Abstract: Biofilms are complicated microbial communities attached to surfaces, bringing about serious clinical, industrial, and environmental issues due to their resistance to conventional antimicrobial treatments. One critical factor of biofilm formation and persistence is quorum sensing - a mechanism that enables cell-to-cell communication and controls the gene expression pattern depending on the population density. It is based on the constant production, secretion, and response of small signalling molecules, termed auto-inducers. The main role of QS is the regulation of vital processes in the cell, such as biofilm formation and virulence factor production, which intensify pathogenicity, drug resistance, and toxin production.

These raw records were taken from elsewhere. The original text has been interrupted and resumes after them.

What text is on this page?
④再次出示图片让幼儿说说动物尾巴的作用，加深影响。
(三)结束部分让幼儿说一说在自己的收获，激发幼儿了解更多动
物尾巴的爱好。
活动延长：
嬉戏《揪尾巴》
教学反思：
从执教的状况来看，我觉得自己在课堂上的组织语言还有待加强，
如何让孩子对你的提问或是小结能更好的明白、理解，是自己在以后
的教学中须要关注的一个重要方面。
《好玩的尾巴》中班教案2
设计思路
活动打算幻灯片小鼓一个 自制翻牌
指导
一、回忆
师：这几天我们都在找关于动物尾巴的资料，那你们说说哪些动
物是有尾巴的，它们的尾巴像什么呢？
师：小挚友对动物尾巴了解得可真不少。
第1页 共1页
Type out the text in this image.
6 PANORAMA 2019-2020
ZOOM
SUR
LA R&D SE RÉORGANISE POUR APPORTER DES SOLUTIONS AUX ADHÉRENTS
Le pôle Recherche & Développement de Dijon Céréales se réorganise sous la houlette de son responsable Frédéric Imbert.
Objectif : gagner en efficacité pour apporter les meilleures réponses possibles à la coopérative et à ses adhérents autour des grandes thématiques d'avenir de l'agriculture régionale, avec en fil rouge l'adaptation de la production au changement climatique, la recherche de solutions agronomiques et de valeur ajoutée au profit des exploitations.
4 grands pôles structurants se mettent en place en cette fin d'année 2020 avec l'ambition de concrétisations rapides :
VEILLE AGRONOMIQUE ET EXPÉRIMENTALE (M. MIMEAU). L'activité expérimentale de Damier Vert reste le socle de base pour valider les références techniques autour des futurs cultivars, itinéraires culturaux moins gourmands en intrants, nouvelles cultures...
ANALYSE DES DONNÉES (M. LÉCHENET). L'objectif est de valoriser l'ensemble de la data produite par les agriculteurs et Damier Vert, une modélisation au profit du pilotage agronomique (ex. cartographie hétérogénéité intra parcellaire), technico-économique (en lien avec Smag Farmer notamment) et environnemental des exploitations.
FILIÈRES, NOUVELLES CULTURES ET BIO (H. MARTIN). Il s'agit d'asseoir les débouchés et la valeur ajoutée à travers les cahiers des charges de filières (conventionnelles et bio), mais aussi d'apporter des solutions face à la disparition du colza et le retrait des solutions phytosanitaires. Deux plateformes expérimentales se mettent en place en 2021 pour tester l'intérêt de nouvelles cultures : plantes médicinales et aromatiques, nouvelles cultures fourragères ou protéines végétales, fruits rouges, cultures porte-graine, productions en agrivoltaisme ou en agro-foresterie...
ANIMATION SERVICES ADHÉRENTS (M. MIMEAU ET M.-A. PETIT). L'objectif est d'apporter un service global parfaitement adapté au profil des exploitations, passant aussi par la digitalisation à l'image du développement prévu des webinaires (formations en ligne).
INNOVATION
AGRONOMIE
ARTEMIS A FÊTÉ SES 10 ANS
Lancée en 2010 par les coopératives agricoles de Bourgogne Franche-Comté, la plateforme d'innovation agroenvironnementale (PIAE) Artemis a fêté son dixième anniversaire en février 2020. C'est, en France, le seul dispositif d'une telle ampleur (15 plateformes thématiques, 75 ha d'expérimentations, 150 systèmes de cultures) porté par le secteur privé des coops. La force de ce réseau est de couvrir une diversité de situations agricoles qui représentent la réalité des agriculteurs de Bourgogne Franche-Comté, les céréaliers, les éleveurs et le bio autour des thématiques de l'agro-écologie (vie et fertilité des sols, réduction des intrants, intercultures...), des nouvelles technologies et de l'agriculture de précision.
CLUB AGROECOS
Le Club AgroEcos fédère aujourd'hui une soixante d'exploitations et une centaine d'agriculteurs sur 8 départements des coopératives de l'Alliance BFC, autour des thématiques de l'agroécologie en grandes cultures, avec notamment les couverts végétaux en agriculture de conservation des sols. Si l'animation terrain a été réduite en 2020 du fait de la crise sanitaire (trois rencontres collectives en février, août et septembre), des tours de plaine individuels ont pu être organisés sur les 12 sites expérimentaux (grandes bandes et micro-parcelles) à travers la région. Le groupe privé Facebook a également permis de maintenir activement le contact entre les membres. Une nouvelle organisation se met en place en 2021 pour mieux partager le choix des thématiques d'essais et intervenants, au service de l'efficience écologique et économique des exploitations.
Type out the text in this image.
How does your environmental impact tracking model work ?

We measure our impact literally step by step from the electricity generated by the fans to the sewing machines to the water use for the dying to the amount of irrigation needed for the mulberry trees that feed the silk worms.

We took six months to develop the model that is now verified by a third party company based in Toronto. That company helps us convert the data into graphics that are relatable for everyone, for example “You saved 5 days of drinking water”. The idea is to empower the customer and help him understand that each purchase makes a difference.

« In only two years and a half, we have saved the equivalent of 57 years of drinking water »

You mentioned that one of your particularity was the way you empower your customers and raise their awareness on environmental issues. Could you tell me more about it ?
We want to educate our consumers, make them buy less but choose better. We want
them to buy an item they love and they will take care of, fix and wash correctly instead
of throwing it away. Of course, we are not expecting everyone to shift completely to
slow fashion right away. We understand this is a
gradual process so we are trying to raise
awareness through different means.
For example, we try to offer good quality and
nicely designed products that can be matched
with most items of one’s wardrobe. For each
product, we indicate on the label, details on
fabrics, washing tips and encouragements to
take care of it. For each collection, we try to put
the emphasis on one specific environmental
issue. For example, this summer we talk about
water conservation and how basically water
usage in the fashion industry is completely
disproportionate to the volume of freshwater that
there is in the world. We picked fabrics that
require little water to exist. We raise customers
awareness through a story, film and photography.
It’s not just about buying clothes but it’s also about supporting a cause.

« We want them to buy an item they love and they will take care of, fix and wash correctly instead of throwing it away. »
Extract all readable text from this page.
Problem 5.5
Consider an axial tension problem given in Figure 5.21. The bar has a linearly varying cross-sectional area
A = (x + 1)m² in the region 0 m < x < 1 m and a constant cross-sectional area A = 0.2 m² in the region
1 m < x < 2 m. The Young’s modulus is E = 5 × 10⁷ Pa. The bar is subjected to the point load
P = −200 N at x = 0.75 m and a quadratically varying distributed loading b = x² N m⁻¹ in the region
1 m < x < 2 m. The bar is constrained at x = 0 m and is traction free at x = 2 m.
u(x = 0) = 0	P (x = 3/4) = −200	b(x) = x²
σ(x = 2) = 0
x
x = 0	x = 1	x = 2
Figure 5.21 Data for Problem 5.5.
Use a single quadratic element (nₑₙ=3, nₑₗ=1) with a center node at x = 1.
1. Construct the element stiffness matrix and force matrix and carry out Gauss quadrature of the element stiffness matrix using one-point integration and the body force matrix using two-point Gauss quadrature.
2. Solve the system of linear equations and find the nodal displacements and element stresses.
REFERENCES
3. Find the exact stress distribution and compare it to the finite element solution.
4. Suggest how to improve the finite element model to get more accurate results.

In this respect, interruption of QS can be a potential druggable target, and the discovery of QS-inhibiting agents as anti-virulence compounds may offer an alternative therapeutic approach to conventional antibiotics. Quorum sensing inhibition implies a novel strategy against microbial pathogenicity as it only reduces cell-to-cell communication pathways and thus attenuates various physiological responses coordinated by the QS mechanism. Hence, it qualifies as a suitable target for drug discovery. This article provides a comprehensive overview of the Las, Rhl, Pqs, and Iqs quorum sensing cascades in Pseudomonas aeruginosa, elucidating their molecular targets and regulatory roles in virulence. Focusing on therapeutic potential, the review highlights recently identified QS inhibitors and their mechanisms of action, focusing on molecular targets within QS cascades. The review underscores the critical importance of identifying key molecular targets within QS cascades, as their precise knowledge enables the strategic design of inhibitors that disrupt bacterial communication. This work advances innovative therapeutic paradigms by identifying key QS targets, offering promising strategies to disrupt virulence pathways and combat P. aeruginosa infections.